BERN, Switzerland (AN) — A data leak from an international consortium of news organizations offers insight into Russia’s intelligence agencies and hacking groups, and names two potential hacking targets in Switzerland.
Russian intelligence and defense contractor NTC Vulkan sought ways to launch cyberattacks and spread disinformation, according to the Vulkan Files published Thursday by the international news consortium.
Switzerland's Federal Department of Foreign Affairs and Mühleberg Nuclear Power Plant appear as examples of possible hacking targets among the 1,000 secret documents containing more than 5,000 pages from 2016 to 2021.
Led by Germany's Paper Trail Media and Der Spiegel, the news outlets revealed highly technical, corporate documents that suggest the defense contractor had roles in social media disinformation and cyber training to disrupt other nations' airports, power plants and other critical infrastructure.
Wide-ranging plans for cyber warfare
A German reporter for Süddeutsche Zeitung first obtained the documents, all in Russian, from an anonymous person who expressed outrage about Russia’s full-scale invasion of Ukraine on Feb. 24, 2022. Later the source shared the documents with Der Spiegel, and the news consortium expanded to more countries.
Vulkan and the Kremlin were given several opportunities to comment, but they declined to respond, Der Spiegel reported, adding there were "no obvious reasons to doubt the conclusions reached by the investigative team" and five Western intelligence agencies confirmed the authenticity of the documents.

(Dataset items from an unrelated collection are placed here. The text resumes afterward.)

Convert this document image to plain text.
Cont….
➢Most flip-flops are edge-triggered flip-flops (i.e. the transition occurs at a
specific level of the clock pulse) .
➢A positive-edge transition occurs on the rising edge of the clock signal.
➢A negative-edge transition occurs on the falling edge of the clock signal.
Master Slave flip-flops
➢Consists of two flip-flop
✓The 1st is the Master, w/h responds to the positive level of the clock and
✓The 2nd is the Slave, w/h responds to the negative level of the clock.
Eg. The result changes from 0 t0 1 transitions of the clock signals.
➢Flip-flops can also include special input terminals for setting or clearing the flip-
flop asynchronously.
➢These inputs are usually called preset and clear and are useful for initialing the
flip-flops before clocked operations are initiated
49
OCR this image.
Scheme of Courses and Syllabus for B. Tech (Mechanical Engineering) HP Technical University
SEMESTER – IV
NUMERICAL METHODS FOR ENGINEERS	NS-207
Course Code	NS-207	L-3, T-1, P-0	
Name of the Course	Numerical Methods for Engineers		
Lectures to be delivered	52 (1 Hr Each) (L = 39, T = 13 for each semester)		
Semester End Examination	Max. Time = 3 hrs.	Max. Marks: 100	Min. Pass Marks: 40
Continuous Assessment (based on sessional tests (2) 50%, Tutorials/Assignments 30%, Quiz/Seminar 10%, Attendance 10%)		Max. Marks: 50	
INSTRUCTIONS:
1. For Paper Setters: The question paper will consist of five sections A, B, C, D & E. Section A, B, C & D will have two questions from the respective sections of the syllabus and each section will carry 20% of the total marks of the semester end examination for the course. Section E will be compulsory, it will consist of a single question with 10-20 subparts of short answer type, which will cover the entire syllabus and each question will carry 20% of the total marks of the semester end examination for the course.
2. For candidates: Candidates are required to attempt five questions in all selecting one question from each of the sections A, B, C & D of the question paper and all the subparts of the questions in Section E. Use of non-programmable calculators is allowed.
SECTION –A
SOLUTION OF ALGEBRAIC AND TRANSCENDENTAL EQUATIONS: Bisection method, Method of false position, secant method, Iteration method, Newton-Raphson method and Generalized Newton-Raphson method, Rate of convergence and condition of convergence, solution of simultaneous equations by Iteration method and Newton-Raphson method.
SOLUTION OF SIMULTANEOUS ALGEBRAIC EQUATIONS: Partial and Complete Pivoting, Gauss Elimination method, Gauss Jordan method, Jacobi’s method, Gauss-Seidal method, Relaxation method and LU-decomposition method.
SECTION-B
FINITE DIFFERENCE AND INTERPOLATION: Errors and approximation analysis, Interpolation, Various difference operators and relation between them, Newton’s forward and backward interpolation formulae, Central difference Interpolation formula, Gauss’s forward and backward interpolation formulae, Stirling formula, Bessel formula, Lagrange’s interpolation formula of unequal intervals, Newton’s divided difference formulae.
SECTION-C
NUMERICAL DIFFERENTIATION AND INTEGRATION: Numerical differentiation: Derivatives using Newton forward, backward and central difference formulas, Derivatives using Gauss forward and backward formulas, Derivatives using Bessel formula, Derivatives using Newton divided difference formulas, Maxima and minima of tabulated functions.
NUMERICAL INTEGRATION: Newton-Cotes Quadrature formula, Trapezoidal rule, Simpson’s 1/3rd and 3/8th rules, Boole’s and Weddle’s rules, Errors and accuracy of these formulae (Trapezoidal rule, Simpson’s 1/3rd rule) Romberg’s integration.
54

"Vulkan appears to be part of the opaque military-industrial complex in which Russian intelligence agencies work closely together with more than 40 private IT companies," it reported. "One of their goals is that of developing highly effective cyberweapons that can be used against all those that the Kremlin has identified as Russia’s enemies. Especially, of course, in the West."
The documents include emails, financial records and contracts along with manuals, technical specifications and software details that Vulkan designed for Russia's military and intelligence agencies, The Washington Post reported.
They included programs to create fake social media pages and software to identify and list computer vulnerabilities around the world for possible hacking targets. One project, called "Amezit," showed examples of the two apparent targets in Switzerland, while another had a map of internet servers in the United States.
In 2018, Dutch authorities arrested and expelled two suspected Russian spies for allegedly trying to hack the Spiez Laboratory, one of the world's top facilities for researching highly infectious pathogens and toxins. It analyzed the nerve agent used to poison former Russian spy Sergei Skripal and his daughter in Britain.